La lamproie est directement concernée par la continuité écologique. Les obstacles (ouvrages, seuils, aménagements) peuvent freiner ou bloquer les migrations. Les bonnes pratiques de pêche s’inscrivent donc dans une logique plus large: soutenir les dispositifs qui permettent le passage des espèces et limiter les impacts cumulés.

Pour relier votre pratique à cet enjeu, vous pouvez consulter ce lien interne: continuité écologique et passes à poissons pour protéger les migrations.

Checklist terrain (simple et actionnable)

  • Ai-je vérifié la réglementation locale (dates, zones, engins) avant de poser ?
  • Mon emplacement correspond-il à la veine de courant et au substrat adapté ?
  • L’engin est-il stable, non enfoui, et orienté correctement ?
  • Ai-je réduit les captures accessoires en ajustant la pose ?
  • Ai-je manipulé les individus avec un temps hors de l’eau minimal ?
  • Ai-je évité tout remaniement excessif du fond et des berges ?
  • Ai-je retiré l’engin sans laisser de débris ?

En adoptant ces pratiques, vous améliorez la qualité de votre pêche tout en renforçant la biodiversité locale. Et c’est exactement l’esprit “jardin et nature” appliqué à la rivière: observer, ajuster, préserver.

?
Registre des Interrogations

Quelles sont les règles principales à vérifier avant de pêcher la lamproie en Gironde ?

Avant toute sortie, vérifiez la saison autorisée, les zones de pêche concernées, les tailles et quotas éventuels, ainsi que les conditions d’usage des engins (dont les nasses). Les règles peuvent varier selon le secteur et l’année. Le bon réflexe est de consulter les arrêtés et informations locales disponibles pour la Gironde, puis d’adapter votre pratique (emplacement, effort de pêche, relâche si autorisé).

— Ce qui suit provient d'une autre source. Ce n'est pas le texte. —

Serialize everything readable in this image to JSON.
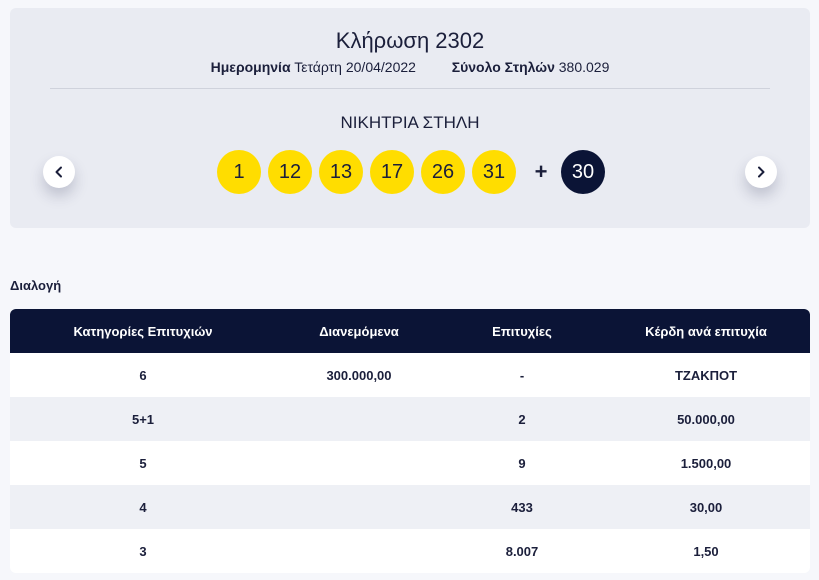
{
  "draw": {
    "title": "Κλήρωση 2302",
    "date_label": "Ημερομηνία",
    "date_value": "Τετάρτη 20/04/2022",
    "columns_label": "Σύνολο Στηλών",
    "columns_value": "380.029"
  },
  "winning": {
    "title": "ΝΙΚΗΤΡΙΑ ΣΤΗΛΗ",
    "numbers": [
      "1",
      "12",
      "13",
      "17",
      "26",
      "31"
    ],
    "plus": "+",
    "bonus": "30"
  },
  "nav": {
    "prev_icon": "chevron-left-icon",
    "next_icon": "chevron-right-icon"
  },
  "section": {
    "label": "Διαλογή"
  },
  "table": {
    "headers": [
      "Κατηγορίες Επιτυχιών",
      "Διανεμόμενα",
      "Επιτυχίες",
      "Κέρδη ανά επιτυχία"
    ],
    "rows": [
      [
        "6",
        "300.000,00",
        "-",
        "ΤΖΑΚΠΟΤ"
      ],
      [
        "5+1",
        "",
        "2",
        "50.000,00"
      ],
      [
        "5",
        "",
        "9",
        "1.500,00"
      ],
      [
        "4",
        "",
        "433",
        "30,00"
      ],
      [
        "3",
        "",
        "8.007",
        "1,50"
      ]
    ]
  },
  "colors": {
    "ball": "#ffdd00",
    "bonus_ball": "#0b1436",
    "header_bg": "#0b1436",
    "card_bg": "#e9ebf2"
  }
}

Les techniques nasse sont-elles compatibles avec une pêche sélective et respectueuse ?

Oui, à condition de régler la nasse selon le courant, la profondeur et le substrat, et de limiter les captures non ciblées. Une nasse bien dimensionnée, posée au bon endroit et relevée à intervalles adaptés améliore la sélectivité. L’objectif est de réduire le stress des animaux et d’éviter de perturber inutilement les habitats de frayère et de repos.

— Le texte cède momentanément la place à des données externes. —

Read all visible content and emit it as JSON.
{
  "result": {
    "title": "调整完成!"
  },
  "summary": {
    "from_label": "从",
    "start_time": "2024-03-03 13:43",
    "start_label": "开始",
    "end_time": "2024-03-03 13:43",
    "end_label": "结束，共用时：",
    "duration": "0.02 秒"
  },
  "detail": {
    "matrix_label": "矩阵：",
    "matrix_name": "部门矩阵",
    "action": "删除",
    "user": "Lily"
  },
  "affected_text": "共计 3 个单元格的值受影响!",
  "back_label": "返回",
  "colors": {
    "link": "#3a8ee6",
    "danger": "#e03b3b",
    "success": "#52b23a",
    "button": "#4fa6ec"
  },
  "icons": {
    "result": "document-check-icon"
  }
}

Que faire si je pense être en dehors des périodes ou des zones autorisées ?

Si vous avez un doute sur la période, la zone ou l’autorisation de l’engin, abstenez-vous de pêcher. En cas de contrôle, la meilleure stratégie est la prévention: vérification en amont, documentation (captures d’écran des informations locales), et respect strict des interdictions. En cas d’observation de lamproies, privilégiez le signalement ou l’observation sans prélèvement si cela est recommandé localement.